During these uncertain times, it is more important than ever to stand by our colleagues of color. I am proud of the work our students, faculty and staff do each day towards diversity and inclusion. I cannot stand by silently while our friends, neighbors and colleagues live in fear.
Recently, a student wrote to me and shared: “I have come to the realization that no matter our accolades, degrees, or position in the society, the color of my skin, the color of the skin of my husband, father, uncles, children, my entire family, will always be seen as a threat to my White counterpart and this leaves me heavily grieved.”
This breaks my heart. Our students, faculty and staff of color are human. They have worked hard and deserve to feel that their accomplishments speak for themselves, that their skin color is a celebration of their unique experience and their perspective is one to be respected rather than ignored.

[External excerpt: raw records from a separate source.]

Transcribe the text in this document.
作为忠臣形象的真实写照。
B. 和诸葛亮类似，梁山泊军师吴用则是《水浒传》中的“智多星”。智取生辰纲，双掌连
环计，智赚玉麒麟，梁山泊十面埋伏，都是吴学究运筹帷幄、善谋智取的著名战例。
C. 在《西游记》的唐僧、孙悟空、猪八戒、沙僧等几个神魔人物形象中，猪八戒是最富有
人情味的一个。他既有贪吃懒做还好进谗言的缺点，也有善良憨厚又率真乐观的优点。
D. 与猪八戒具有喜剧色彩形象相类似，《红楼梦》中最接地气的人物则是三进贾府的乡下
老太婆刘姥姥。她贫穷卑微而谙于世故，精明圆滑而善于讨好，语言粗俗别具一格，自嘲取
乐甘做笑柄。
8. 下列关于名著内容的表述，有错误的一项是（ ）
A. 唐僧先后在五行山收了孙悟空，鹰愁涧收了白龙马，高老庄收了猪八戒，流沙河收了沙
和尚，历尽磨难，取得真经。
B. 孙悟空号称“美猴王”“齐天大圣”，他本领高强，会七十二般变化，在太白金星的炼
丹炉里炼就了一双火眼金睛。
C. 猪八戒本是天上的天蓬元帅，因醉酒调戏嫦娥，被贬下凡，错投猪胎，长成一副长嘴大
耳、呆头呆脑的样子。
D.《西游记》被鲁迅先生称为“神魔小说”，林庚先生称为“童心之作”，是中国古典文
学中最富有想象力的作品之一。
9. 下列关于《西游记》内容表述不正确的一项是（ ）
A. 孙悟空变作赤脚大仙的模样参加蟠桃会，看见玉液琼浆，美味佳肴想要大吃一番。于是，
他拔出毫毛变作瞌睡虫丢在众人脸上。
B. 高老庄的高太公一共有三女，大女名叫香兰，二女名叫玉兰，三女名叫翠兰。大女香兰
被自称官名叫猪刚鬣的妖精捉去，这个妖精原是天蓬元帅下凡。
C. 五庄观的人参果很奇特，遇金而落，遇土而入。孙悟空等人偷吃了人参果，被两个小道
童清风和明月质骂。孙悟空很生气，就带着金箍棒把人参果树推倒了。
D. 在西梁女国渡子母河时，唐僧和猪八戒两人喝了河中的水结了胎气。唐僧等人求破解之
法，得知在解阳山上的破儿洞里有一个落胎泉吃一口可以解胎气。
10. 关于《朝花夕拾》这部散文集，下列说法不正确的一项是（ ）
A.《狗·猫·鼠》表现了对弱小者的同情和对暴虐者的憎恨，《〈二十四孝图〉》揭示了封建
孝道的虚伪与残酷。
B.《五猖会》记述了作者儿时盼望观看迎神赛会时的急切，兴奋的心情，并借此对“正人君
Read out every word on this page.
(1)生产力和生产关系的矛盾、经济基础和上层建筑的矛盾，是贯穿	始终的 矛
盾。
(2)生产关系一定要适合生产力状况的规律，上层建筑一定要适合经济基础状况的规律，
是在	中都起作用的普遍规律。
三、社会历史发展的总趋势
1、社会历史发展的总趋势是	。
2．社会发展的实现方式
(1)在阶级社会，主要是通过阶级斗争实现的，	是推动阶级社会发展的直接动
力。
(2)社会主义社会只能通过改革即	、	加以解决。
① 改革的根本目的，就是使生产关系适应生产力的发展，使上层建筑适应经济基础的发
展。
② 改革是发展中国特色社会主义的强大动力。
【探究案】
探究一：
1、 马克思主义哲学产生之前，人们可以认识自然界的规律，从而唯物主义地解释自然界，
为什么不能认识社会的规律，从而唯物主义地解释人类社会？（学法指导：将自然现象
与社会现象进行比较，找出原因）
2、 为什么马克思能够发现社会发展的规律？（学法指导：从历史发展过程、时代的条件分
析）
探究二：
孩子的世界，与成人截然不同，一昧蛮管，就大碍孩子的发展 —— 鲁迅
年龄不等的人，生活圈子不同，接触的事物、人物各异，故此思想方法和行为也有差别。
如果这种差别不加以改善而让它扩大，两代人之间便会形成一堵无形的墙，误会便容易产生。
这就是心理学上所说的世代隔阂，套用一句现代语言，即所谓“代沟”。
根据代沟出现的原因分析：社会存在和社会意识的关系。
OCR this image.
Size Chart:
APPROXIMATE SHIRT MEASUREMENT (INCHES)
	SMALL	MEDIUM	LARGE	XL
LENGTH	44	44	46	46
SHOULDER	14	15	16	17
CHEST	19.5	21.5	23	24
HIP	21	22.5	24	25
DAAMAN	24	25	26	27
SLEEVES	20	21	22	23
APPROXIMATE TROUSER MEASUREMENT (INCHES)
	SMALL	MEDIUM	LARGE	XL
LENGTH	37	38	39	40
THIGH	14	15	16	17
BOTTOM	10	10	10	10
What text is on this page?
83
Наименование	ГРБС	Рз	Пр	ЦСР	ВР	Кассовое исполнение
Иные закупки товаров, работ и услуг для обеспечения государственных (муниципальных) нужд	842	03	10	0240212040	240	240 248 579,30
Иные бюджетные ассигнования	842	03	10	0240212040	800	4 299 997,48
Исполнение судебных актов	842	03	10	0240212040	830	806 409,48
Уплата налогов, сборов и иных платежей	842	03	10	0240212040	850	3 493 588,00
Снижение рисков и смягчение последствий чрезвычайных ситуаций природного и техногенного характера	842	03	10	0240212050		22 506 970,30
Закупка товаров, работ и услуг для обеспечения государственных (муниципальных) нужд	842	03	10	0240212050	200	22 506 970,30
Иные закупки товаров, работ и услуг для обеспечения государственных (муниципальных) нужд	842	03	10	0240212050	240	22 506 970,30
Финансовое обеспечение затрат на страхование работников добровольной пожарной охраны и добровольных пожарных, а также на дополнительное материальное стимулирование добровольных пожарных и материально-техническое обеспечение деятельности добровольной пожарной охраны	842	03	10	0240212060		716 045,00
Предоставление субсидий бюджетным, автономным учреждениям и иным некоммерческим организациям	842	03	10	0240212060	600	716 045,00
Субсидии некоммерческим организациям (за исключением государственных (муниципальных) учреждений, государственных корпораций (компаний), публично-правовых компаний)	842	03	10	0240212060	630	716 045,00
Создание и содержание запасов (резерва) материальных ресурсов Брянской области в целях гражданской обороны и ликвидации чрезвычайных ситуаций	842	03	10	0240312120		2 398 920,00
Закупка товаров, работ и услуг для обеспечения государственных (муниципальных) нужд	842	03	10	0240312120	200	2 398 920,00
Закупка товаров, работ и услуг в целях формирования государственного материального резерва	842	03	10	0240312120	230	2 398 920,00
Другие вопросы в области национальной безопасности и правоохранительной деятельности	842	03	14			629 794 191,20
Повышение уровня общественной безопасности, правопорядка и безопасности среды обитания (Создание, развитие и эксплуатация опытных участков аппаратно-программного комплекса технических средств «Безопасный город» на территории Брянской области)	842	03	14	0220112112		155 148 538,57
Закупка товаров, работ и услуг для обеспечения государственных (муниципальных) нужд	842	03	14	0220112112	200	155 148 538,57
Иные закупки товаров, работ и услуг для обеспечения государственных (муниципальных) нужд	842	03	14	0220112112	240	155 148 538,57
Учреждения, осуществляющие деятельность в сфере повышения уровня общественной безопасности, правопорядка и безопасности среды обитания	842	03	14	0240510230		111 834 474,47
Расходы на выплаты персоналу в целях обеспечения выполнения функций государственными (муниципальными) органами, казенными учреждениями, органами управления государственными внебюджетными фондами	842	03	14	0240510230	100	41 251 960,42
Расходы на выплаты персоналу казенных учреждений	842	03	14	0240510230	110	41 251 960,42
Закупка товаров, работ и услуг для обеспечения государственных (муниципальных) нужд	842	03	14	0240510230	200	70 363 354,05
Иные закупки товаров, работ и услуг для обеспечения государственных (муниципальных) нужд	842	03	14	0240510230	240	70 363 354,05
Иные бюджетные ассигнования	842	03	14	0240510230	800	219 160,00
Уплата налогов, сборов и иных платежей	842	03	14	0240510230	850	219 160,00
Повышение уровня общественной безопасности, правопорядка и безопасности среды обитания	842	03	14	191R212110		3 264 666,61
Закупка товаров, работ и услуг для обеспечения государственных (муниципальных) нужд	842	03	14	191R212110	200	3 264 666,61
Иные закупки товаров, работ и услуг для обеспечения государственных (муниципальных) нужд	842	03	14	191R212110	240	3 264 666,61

In public health and health administration, we work to break down the barriers created by systemic racism to allow everyone the opportunity for health. Not only do we need to stand by our colleagues, but we need to lead the way in breaking down these barriers.
Our words and actions have power. By not calling out racism, we become complicit in allowing a culture of racism to continue. We must be allies to our colleagues and friends.
Black and brown lives matter. They matter when we aren’t recording video. They matter when we aren’t on social media. And they matter when no one is looking.
Many of you are already acknowledging and fighting back against injustice. I am proud of the work our students, faculty and staff do each day to overcome the seen and unseen forms of oppression that hold us back.
However, there is always more we can do. It can be tough to know where to start, but if you want to demonstrate your commitment to being an ally, there are resources available.
Educate yourself. We all work and study in academia. We are used to doing our research. Learn what you can and brush up on history. And own up to your mistakes.
Listen. Having white privilege doesn’t mean that your life isn’t difficult. But it does mean that you aren’t targeted because of the color of your skin. Pay attention to what is happening around you and learn how to identify racism. Uplift your colleagues of color without speaking for them and taking away their voice. Make an effort to understand how others’ experiences have been different than your own experience.
Stand up. Build networks and support leaders of color. Call out injustice and discrimination when you see it. Learn and use the 5D’s of bystander intervention.
In public health and health administration, we solve problems each day to create opportunities for others. In the words of Maya Angelou: “Hate, it has caused a lot of problems in this world, but it has not solved one yet.”
Let us continue to dismantle hate and make the world we live in equitable for everyone.